Thursday, July 21, 2011

Summer break in the US

I very much enjoyed a month "at home" -- though I use the term loosely since my time in the US included Maryland (+ Ocean City), Virginia, DC, Pennsylvania, New York and California.

Whenever I go back, I see things with new eyes, from a slightly different perspective after having been away and living in another culture. One of my biggest "culture shocks" this time had to do with clothing. I'd become so accustomed to the drastic temperature changes during the day in Mexico, that for the first few days I kept bringing a sweater with me because "it was going to be cold later." After carrying and never wearing the sweater for a few days I remembered that summer at home is hot and, while the evening is slightly cooler, it's a relief and not chilly/cold. It took me a while to feel comfortable/normal wearing shorts again as well.
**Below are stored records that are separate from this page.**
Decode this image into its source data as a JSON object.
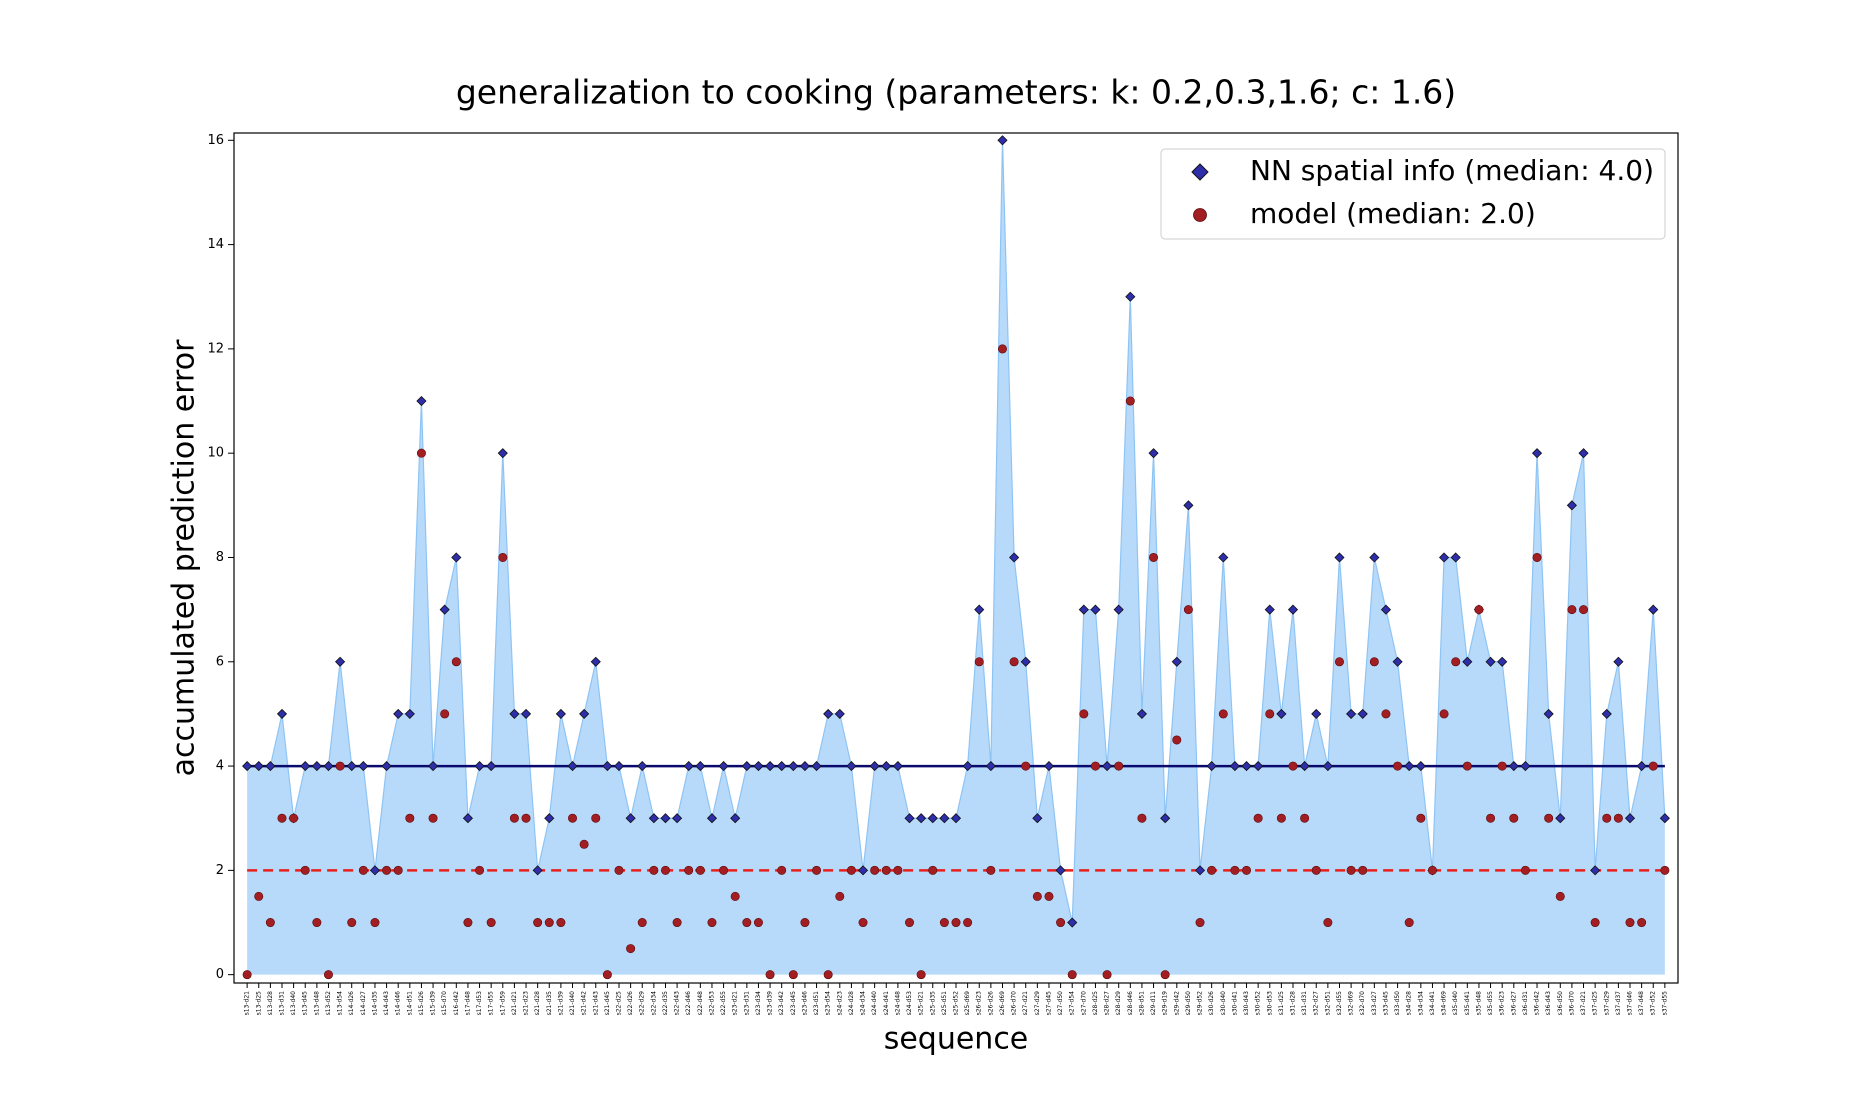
{
  "chart_data": {
    "type": "area-scatter",
    "title": "generalization to cooking (parameters: k: 0.2,0.3,1.6; c: 1.6)",
    "x_label": "sequence",
    "y_label": "accumulated prediction error",
    "categories": [
      "s13-d21",
      "s13-d25",
      "s13-d28",
      "s13-d31",
      "s13-d40",
      "s13-d45",
      "s13-d48",
      "s13-d52",
      "s13-d54",
      "s14-d26",
      "s14-d27",
      "s14-d35",
      "s14-d43",
      "s14-d46",
      "s14-d51",
      "s15-d26",
      "s15-d39",
      "s15-d70",
      "s16-d42",
      "s17-d48",
      "s17-d53",
      "s17-d55",
      "s17-d59",
      "s21-d21",
      "s21-d23",
      "s21-d28",
      "s21-d35",
      "s21-d39",
      "s21-d40",
      "s21-d42",
      "s21-d43",
      "s21-d45",
      "s22-d25",
      "s22-d26",
      "s22-d29",
      "s22-d34",
      "s22-d35",
      "s22-d43",
      "s22-d46",
      "s22-d48",
      "s22-d53",
      "s22-d55",
      "s23-d21",
      "s23-d31",
      "s23-d34",
      "s23-d39",
      "s23-d42",
      "s23-d45",
      "s23-d46",
      "s23-d51",
      "s23-d54",
      "s24-d23",
      "s24-d28",
      "s24-d34",
      "s24-d40",
      "s24-d41",
      "s24-d48",
      "s24-d53",
      "s25-d21",
      "s25-d35",
      "s25-d51",
      "s25-d52",
      "s25-d69",
      "s26-d23",
      "s26-d26",
      "s26-d69",
      "s26-d70",
      "s27-d21",
      "s27-d29",
      "s27-d45",
      "s27-d50",
      "s27-d54",
      "s27-d70",
      "s28-d25",
      "s28-d27",
      "s28-d29",
      "s28-d46",
      "s28-d51",
      "s29-d11",
      "s29-d19",
      "s29-d42",
      "s29-d50",
      "s29-d52",
      "s30-d26",
      "s30-d40",
      "s30-d41",
      "s30-d43",
      "s30-d52",
      "s30-d53",
      "s31-d25",
      "s31-d28",
      "s31-d31",
      "s32-d27",
      "s32-d51",
      "s32-d55",
      "s32-d69",
      "s32-d70",
      "s33-d27",
      "s33-d45",
      "s33-d50",
      "s34-d28",
      "s34-d34",
      "s34-d41",
      "s34-d69",
      "s35-d40",
      "s35-d41",
      "s35-d48",
      "s35-d55",
      "s36-d23",
      "s36-d27",
      "s36-d31",
      "s36-d42",
      "s36-d43",
      "s36-d50",
      "s36-d70",
      "s37-d21",
      "s37-d25",
      "s37-d29",
      "s37-d37",
      "s37-d46",
      "s37-d48",
      "s37-d52",
      "s37-d55"
    ],
    "series": [
      {
        "name": "NN spatial info (median: 4.0)",
        "color": "#2e2eaa",
        "marker": "diamond",
        "median": 4,
        "median_color": "#0a0a6e",
        "median_dash": false,
        "values": [
          4,
          4,
          4,
          5,
          3,
          4,
          4,
          4,
          6,
          4,
          4,
          2,
          4,
          5,
          5,
          11,
          4,
          7,
          8,
          3,
          4,
          4,
          10,
          5,
          5,
          2,
          3,
          5,
          4,
          5,
          6,
          4,
          4,
          3,
          4,
          3,
          3,
          3,
          4,
          4,
          3,
          4,
          3,
          4,
          4,
          4,
          4,
          4,
          4,
          4,
          5,
          5,
          4,
          2,
          4,
          4,
          4,
          3,
          3,
          3,
          3,
          3,
          4,
          7,
          4,
          16,
          8,
          6,
          3,
          4,
          2,
          1,
          7,
          7,
          4,
          7,
          13,
          5,
          10,
          3,
          6,
          9,
          2,
          4,
          8,
          4,
          4,
          4,
          7,
          5,
          7,
          4,
          5,
          4,
          8,
          5,
          5,
          8,
          7,
          6,
          4,
          4,
          2,
          8,
          8,
          6,
          7,
          6,
          6,
          4,
          4,
          10,
          5,
          3,
          9,
          10,
          2,
          5,
          6,
          3,
          4,
          7,
          3
        ]
      },
      {
        "name": "model (median: 2.0)",
        "color": "#a31e22",
        "marker": "circle",
        "median": 2,
        "median_color": "#e8201c",
        "median_dash": true,
        "values": [
          0,
          1.5,
          1,
          3,
          3,
          2,
          1,
          0,
          4,
          1,
          2,
          1,
          2,
          2,
          3,
          10,
          3,
          5,
          6,
          1,
          2,
          1,
          8,
          3,
          3,
          1,
          1,
          1,
          3,
          2.5,
          3,
          0,
          2,
          0.5,
          1,
          2,
          2,
          1,
          2,
          2,
          1,
          2,
          1.5,
          1,
          1,
          0,
          2,
          0,
          1,
          2,
          0,
          1.5,
          2,
          1,
          2,
          2,
          2,
          1,
          0,
          2,
          1,
          1,
          1,
          6,
          2,
          12,
          6,
          4,
          1.5,
          1.5,
          1,
          0,
          5,
          4,
          0,
          4,
          11,
          3,
          8,
          0,
          4.5,
          7,
          1,
          2,
          5,
          2,
          2,
          3,
          5,
          3,
          4,
          3,
          2,
          1,
          6,
          2,
          2,
          6,
          5,
          4,
          1,
          3,
          2,
          5,
          6,
          4,
          7,
          3,
          4,
          3,
          2,
          8,
          3,
          1.5,
          7,
          7,
          1,
          3,
          3,
          1,
          1,
          4,
          2
        ]
      }
    ],
    "fill_color": "#b8dafa",
    "fill_edge_color": "#8ec4f4",
    "ylim": [
      -0.16,
      16.14
    ],
    "yticks": [
      0,
      2,
      4,
      6,
      8,
      10,
      12,
      14,
      16
    ],
    "legend": "upper right"
  }
}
Also, when I go out in the evenings in Mexico (to a bar, dancing, etc), I usually wear jeans with a nice top or if I'm going with a group, maybe a dress/skirt that goes to about the knee. I do this to fit in with the norm (granted, in certain neighborhoods known for being more trendy/expensive you'll find other styles) and to avoid drawing any more attention to myself than I already do as an American in Mexico. When I went out the first time in Maryland, I wore something I would've worn in Mexico-- and was surprised to see all the girls in short dresses or miniskirts!

Being in Mexico, I've pretty much gotten used to being the American among Mexicans (or other Latin Americans in my program). Going home, it felt strange to be surrounded by so many people that looked like me. One aspect I enjoyed about my visit to NYC this time was that I didn't feel like a minority or a majority. There's so much diversity, I was just one of many colors/ races / ethnic backgrounds.

I did see the US as being very consumer- driven. Granted, I partook in some shopping myself and it's not   to say that certain parts/ classes of Mexico's society aren't consumer-driven as well. However, it stood out to me in comparison to my day-to-day life in Mexico (and mostly as an UNAM student).

As usual on visits though, I did enjoy being more familiar with where to go or who to call when I needed things, a more organized and generally more efficient society, being able to drink tap water, etc.